Petit pays, peu médiatisé, la Slovénie est pourtant le théâtre d'un pacte social efficace, qui trouve son fondement dans une culture du compromis élaborée à l’indépendance du pays, en 1991. Acteurs majeurs de ce dialogue social, les syndicats.
Les syndicats slovènes (et notamment l’Association slovène des syndicats libres, ZSSS) ont remporté deux victoires remarquées cette année. Avril 2011 : la population rejette par référendum un projet gouvernemental introduisant de nouveaux contrats de travail précaires, surnommés par la rue les « mini jobs » et réservés aux chômeurs, aux étudiants et aux retraités... Juin 2011, même sanction : sous la pression du FMI et de l’Union européenne, le gouvernement slovène tente d’allonger de deux ans l’âge du départ en retraite (actuellement fixé à 62 ans pour les hommes comme pour les femmes). A nouveau convoqués par les syndicats à un référendum, les Slovènes votent, à 72 %, contre ce projet.

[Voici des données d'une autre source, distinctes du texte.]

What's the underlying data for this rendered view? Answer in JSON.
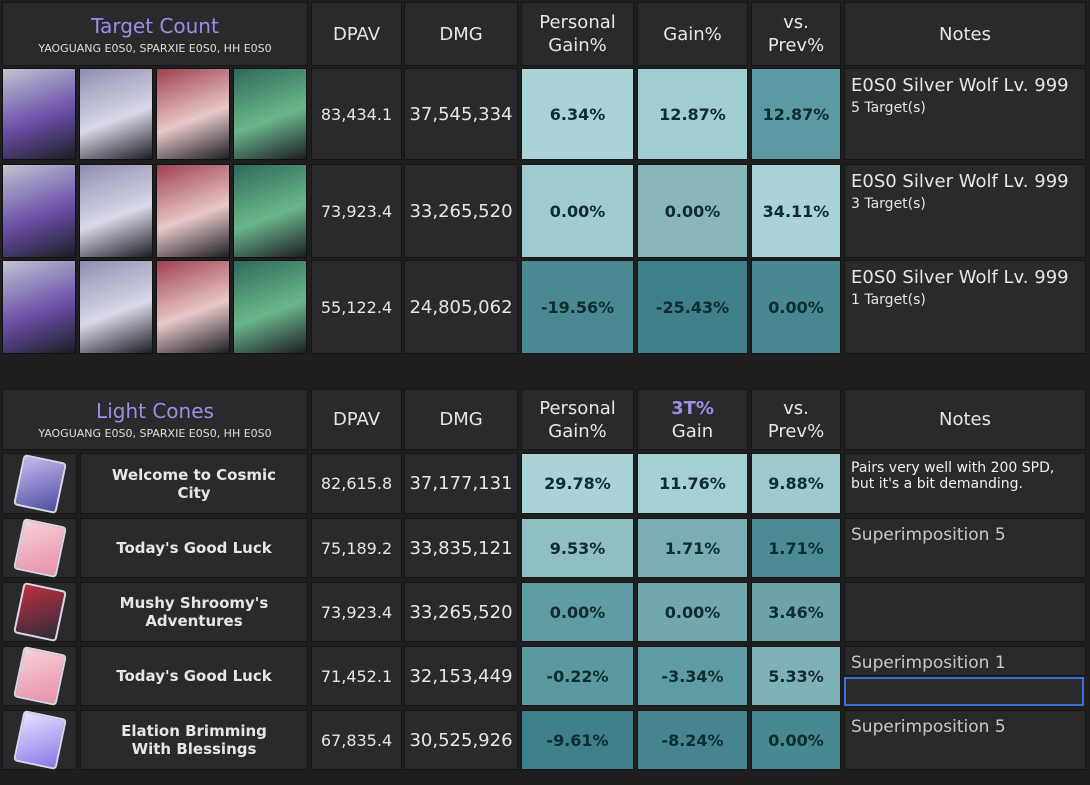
{
  "tables": [
    {
      "title": "Target Count",
      "subtitle": "YAOGUANG E0S0, SPARXIE E0S0, HH E0S0",
      "headers": {
        "dpav": "DPAV",
        "dmg": "DMG",
        "personal_gain": "Personal Gain%",
        "gain": "Gain%",
        "vs_prev": "vs. Prev%",
        "notes": "Notes"
      },
      "rows": [
        {
          "dpav": "83,434.1",
          "dmg": "37,545,334",
          "personal_gain": "6.34%",
          "gain": "12.87%",
          "vs_prev": "12.87%",
          "note_title": "E0S0 Silver Wolf Lv. 999",
          "note_detail": "5 Target(s)"
        },
        {
          "dpav": "73,923.4",
          "dmg": "33,265,520",
          "personal_gain": "0.00%",
          "gain": "0.00%",
          "vs_prev": "34.11%",
          "note_title": "E0S0 Silver Wolf Lv. 999",
          "note_detail": "3 Target(s)"
        },
        {
          "dpav": "55,122.4",
          "dmg": "24,805,062",
          "personal_gain": "-19.56%",
          "gain": "-25.43%",
          "vs_prev": "0.00%",
          "note_title": "E0S0 Silver Wolf Lv. 999",
          "note_detail": "1 Target(s)"
        }
      ]
    },
    {
      "title": "Light Cones",
      "subtitle": "YAOGUANG E0S0, SPARXIE E0S0, HH E0S0",
      "headers": {
        "dpav": "DPAV",
        "dmg": "DMG",
        "personal_gain": "Personal Gain%",
        "gain_highlight": "3T%",
        "gain": "Gain",
        "vs_prev": "vs. Prev%",
        "notes": "Notes"
      },
      "rows": [
        {
          "name": "Welcome to Cosmic City",
          "dpav": "82,615.8",
          "dmg": "37,177,131",
          "personal_gain": "29.78%",
          "gain": "11.76%",
          "vs_prev": "9.88%",
          "note": "Pairs very well with 200 SPD, but it's a bit demanding."
        },
        {
          "name": "Today's Good Luck",
          "dpav": "75,189.2",
          "dmg": "33,835,121",
          "personal_gain": "9.53%",
          "gain": "1.71%",
          "vs_prev": "1.71%",
          "note": "Superimposition 5"
        },
        {
          "name": "Mushy Shroomy's Adventures",
          "dpav": "73,923.4",
          "dmg": "33,265,520",
          "personal_gain": "0.00%",
          "gain": "0.00%",
          "vs_prev": "3.46%"
        },
        {
          "name": "Today's Good Luck",
          "dpav": "71,452.1",
          "dmg": "32,153,449",
          "personal_gain": "-0.22%",
          "gain": "-3.34%",
          "vs_prev": "5.33%",
          "note": "Superimposition 1"
        },
        {
          "name": "Elation Brimming With Blessings",
          "dpav": "67,835.4",
          "dmg": "30,525,926",
          "personal_gain": "-9.61%",
          "gain": "-8.24%",
          "vs_prev": "0.00%",
          "note": "Superimposition 5"
        }
      ]
    }
  ]
}
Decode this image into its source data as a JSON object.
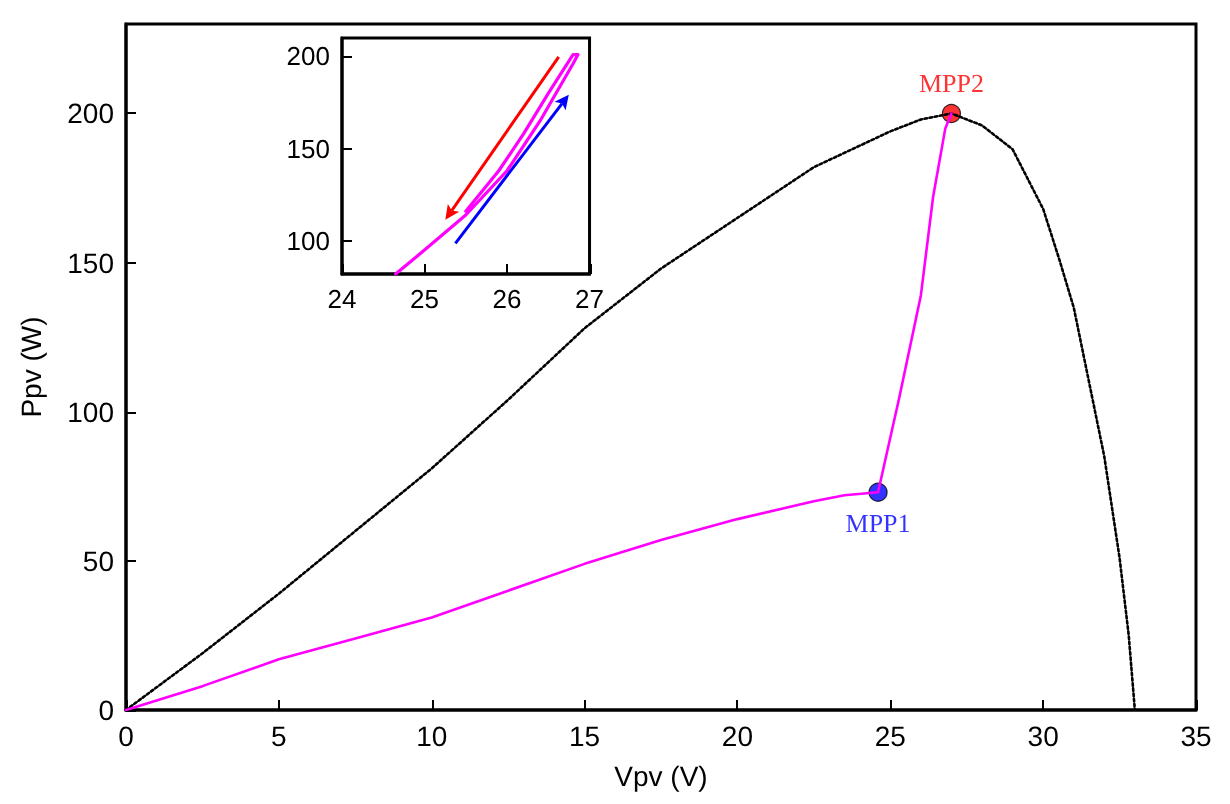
{
  "chart_data": [
    {
      "type": "line",
      "xlabel": "Vpv (V)",
      "ylabel": "Ppv (W)",
      "xlim": [
        0,
        35
      ],
      "ylim": [
        0,
        230
      ],
      "xticks": [
        0,
        5,
        10,
        15,
        20,
        25,
        30,
        35
      ],
      "yticks": [
        0,
        50,
        100,
        150,
        200
      ],
      "grid": false,
      "legend": false,
      "series": [
        {
          "color": "#000000",
          "line_style": "dotted",
          "marker": "none",
          "x": [
            0,
            2.5,
            5,
            7.5,
            10,
            12.5,
            15,
            17.5,
            20,
            22.5,
            25,
            26,
            27,
            28,
            29,
            30,
            30.5,
            31,
            31.5,
            32,
            32.5,
            32.8,
            33
          ],
          "values": [
            0,
            19,
            39,
            60,
            81,
            104,
            128,
            148,
            165,
            182,
            194,
            198,
            200,
            196,
            188,
            168,
            152,
            135,
            110,
            85,
            51,
            25,
            0
          ]
        },
        {
          "color": "#ff00ff",
          "line_style": "solid",
          "marker": "none",
          "x": [
            0,
            2.5,
            5,
            7.5,
            10,
            12.5,
            15,
            17.5,
            20,
            22.5,
            23.5,
            24.6,
            25.3,
            26,
            26.4,
            26.8,
            27
          ],
          "values": [
            0,
            8,
            17,
            24,
            31,
            40,
            49,
            57,
            64,
            70,
            72,
            73,
            105,
            139,
            172,
            195,
            200
          ]
        },
        {
          "type": "scatter",
          "name": "MPP1",
          "color": "#0000ff",
          "marker": "circle",
          "x": [
            24.6
          ],
          "values": [
            73
          ]
        },
        {
          "type": "scatter",
          "name": "MPP2",
          "color": "#ff0000",
          "marker": "circle",
          "x": [
            27
          ],
          "values": [
            200
          ]
        }
      ]
    },
    {
      "type": "line",
      "xlim": [
        24,
        27
      ],
      "ylim": [
        82,
        210
      ],
      "xticks": [
        24,
        25,
        26,
        27
      ],
      "yticks": [
        100,
        150,
        200
      ],
      "grid": false,
      "legend": false,
      "series": [
        {
          "color": "#ff00ff",
          "line_style": "solid",
          "marker": "none",
          "x": [
            24.65,
            25,
            25.5,
            26,
            26.4,
            26.8,
            26.86,
            26.8,
            26.5,
            26.2,
            25.9,
            25.5
          ],
          "values": [
            82,
            95,
            114,
            138,
            165,
            196,
            201,
            201,
            180,
            158,
            138,
            116
          ]
        }
      ]
    }
  ]
}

Derrière ces batailles, qui rappelle des combats menés en France (lutte contre le CPE, en 2007, lutte contre la réforme des retraites, en 2010), c’est toute l’histoire contemporaine slovène qui fait jour. Bon élève de l’après-Yougoslavie, la Slovénie a su conserver une partie de son tissu industriel élaboré sous Tito et éviter ainsi la faillite économique lors de son effondrement. Forts de cette stabilité financière, assez rare dans la région, les Slovènes ont su dire « non » très tôt aux tenants d’une austérité à toute épreuve. Au début des années 90, l’application du plan « Sachs » (1) prônant des privatisations massives et un démantèlement partiel des services publics, voulu par le FMI, s’est heurtée en Slovénie à la fronde populaire. Sur fond de luttes sociales, mais aussi de concessions et de compromis nécessaires à un rapprochement vers l’UE, les différents acteurs du jeu politique slovène ont su élaborer une sorte de « pacte social », qui, malgré la mise en marche d’une économie de marché, garantit la continuité d’une grande partie des acquis sociaux. Un rapport du sénat français, publié en 2006, rapprochait même la Slovénie du modèle scandinave, soulignant l'attachement du pays à une économie mixte (privée-publique) et à la perpétuation d'une protection sociale conséquente. Quel rôle ont joué les syndicats dans cette transition ? Miroslav Stanojević, professeur et chercheur à la faculté de Ljubljana, nous donne les clés du contexte syndical slovène, et ses récentes évolutions face à la crise.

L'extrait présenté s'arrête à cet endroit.